Financial predators are experts at developing an image of self-control, confidence, and authority to gain the trust of their clients. The Mesly model of financial predation relates to the functioning of the hypothalamus when perceived predation occurs. Limiting predatory behavior through market or regulatory forces can protect vulnerable clients and banking institutions.
Financial predators excel at getting others to trust them. They pretend to be exemplary citizens, act obediently, and appear to be knowledgeable and highly competent. The authors describe the Mesly model of financial predation and the link between perceived predation and trust. From a neurobiological point of view, the model is convincing. Trust, a form of attachment, is increased by the release of oxytocin. Financial predators seem to have a neurobiological ability to elicit unconditional trust from victims. Cooperation is hindered by stress; thus, financial predators do everything they can to put clients at ease. Efficient cooperation brings about a stronger relationship between the two parties, which increases the victim’s trust in the predator over time.

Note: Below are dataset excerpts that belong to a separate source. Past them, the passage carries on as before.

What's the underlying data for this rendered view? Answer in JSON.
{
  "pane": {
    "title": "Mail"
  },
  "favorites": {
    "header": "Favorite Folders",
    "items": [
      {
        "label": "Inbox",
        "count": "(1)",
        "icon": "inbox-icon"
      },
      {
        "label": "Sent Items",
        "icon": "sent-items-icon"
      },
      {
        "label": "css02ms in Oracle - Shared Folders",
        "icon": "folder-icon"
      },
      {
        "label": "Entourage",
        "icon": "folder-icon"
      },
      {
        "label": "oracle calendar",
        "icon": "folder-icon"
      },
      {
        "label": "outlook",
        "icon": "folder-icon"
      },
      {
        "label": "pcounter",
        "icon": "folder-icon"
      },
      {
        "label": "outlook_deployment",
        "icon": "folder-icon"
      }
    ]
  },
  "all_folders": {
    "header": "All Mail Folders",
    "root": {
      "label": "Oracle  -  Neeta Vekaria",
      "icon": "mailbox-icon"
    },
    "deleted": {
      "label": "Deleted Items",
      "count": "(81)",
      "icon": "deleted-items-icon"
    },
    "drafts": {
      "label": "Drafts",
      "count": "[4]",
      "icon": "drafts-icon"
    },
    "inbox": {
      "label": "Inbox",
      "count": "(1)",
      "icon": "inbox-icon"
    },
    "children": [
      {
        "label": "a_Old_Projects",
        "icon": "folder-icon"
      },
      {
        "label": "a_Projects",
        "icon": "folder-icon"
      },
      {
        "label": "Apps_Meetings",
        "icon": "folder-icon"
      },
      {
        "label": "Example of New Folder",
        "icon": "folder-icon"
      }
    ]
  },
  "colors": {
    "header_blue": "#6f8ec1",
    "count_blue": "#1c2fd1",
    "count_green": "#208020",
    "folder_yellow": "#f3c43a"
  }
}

How Is This Research Useful to Practitioners?
The capitalist system tends to foster financial predators. Character traits that are valued by businesses—such as the capacity to think quickly, make nonemotional difficult decisions, and remain focused—can also allow financial predators to thrive at the expense of others. These financial predators can be categorized as functional psychopaths in many respects, and they have the ability to generate high levels of unconditional trust. They deal with conflict in a structured way and are careful not to exceed a certain level of conflict that could serve as a warning signal. They hide their true feelings and prefer to catch their victims by surprise.
What allows a potential financial predator to become an active one is lax regulation or monitoring. Avoiding detection is a key strategy of financial predators, and once a predator has been detected, it is usually too late to escape sizable damage.
By being aware of the traits of financial predators, practitioners can establish relevant risk management policies and possibly prevent large losses in their own organizations.
How Did the Authors Conduct This Research?
The authors conduct a study to determine if a certain percentage of the population has the ability to become predators. They define a predatory profile as a person who is cold, calculative, sneaky, and selfish.
Working counterintuitively, the authors use a group of musicians whose work conditions are very different from those of typical financial advisers. Five groups of amateur chorus singers are chosen and presented with a questionnaire to self-report on their natures. Values from a previous study are added as a control group, cluster analysis is performed on personality type, and the model is tested for fit. The authors find that 8 out of the 191 people in their sample fit the predatory profile, and they make 13 observations. Although the model fit is poor, the value of estimators supports past research.
The authors note the limitations in their study. Their sample is not from the banking industry, and it may not be representative of larger populations. Additionally, self-reporting may include biases; participants might have known that the authors were testing for predation.
To further review their model’s accuracy, the authors investigate a real case involving a financial adviser.
Tightening regulation can help protect vulnerable clients and banking institutions, but in numerous cases, charming financial predators are tolerated within an organization as long as they bring in revenue. Although identification could prevent predation, in practice, these manipulative predators tend to be well-respected and can alter their behavior when they need to. They have a certain charisma that makes institutions want to bend the rules just for them.
Raising awareness of functional psychopathy may help limit the devastating impact of predators. In fact, it may be a good idea to encourage industry associations to make this subject required reading for continuing education requirements.